Histoire du Carnet brun
Chef-d’œuvre d’artisanat, ce carnet brun relié de cuir, à l’origine, muni d’une serrure pour préserver le secret du contenu, mesure 17,5 sur 21,5 cm. et comporte 241 pages écrites de la main de Richard Wagner. La serrure fut par la suite retirée. Depuis le don qu’en fit Eva, le carnet est conservé aux archives du Musée Richard Wagner de Bayreuth en Allemagne (Haus Wahnfried).

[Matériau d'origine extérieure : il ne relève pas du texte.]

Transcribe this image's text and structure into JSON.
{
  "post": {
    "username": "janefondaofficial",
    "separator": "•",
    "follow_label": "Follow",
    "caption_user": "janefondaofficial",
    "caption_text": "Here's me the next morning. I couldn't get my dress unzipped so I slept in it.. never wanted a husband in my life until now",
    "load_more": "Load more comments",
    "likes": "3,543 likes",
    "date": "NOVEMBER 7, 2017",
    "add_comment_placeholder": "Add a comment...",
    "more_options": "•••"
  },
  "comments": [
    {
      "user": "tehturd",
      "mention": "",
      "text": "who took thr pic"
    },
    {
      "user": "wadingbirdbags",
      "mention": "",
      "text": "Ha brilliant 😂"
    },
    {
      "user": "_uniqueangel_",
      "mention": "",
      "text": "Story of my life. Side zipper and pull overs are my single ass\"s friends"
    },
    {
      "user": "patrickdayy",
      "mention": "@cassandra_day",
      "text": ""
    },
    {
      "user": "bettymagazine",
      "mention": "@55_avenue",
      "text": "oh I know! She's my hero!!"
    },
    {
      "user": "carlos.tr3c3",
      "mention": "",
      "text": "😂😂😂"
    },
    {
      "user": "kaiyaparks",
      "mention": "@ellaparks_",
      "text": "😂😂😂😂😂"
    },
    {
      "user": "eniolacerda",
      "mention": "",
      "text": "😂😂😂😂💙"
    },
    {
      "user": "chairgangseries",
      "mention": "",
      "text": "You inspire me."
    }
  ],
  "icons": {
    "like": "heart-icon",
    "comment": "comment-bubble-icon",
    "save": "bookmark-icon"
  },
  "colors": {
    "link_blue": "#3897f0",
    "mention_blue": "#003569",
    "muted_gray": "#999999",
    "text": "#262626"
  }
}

L’histoire du Carnet brun est, par essence, étroitement liée à la relation qu’entretinrent le compositeur Richard Wagner et Cosima, fille de Franz Liszt et épouse de Hans von Bülow. Il fut offert par Cosima à Wagner au mois d’août 1865. Ceux-ci en effet entretiennent depuis deux ans une liaison secrète et interdite. L’affaire est vite révélée et donne lieu à un scandale politique et social relayé par les gazettes de l’époque sous la forme de pamphlets et de caricatures qui mettent en scène le trio mari-femme-amant. Plus que la relation extra-conjugale en elle-même, les munichois rejettent le train de vie au luxe tapageur affiché par Wagner, récemment nommé “protégé” du roi Louis II de Bavière, ainsi que les familiarités que celui-ci a pris avec la figure tutélaire royale. Devant le scandale, Liszt décide d’un voyage à Pest (Hongrie) où il va diriger la création de son oratorio La Légende de Sainte Elisabeth, avec pour but de ramener sa fille à la raison et de sauver son mariage. Alors que le père, la fille et son mari partent pour la Hongrie, Wagner, resté seul, souffrant et malheureux, accepte la proposition de son royal protecteur et part pour quelques jours, loin de la rumeur de la capitale bavaroise dans un châlet de montagne (le Hochkopf). Sachant qu’ils allaient être ainsi séparés, Cosima remet à Wagner un carnet afin qu’il puisse y consigner ses pensées durant cette période de séparation. Pensées qu’elle pourra lire plus tard dans de meilleures circonstances.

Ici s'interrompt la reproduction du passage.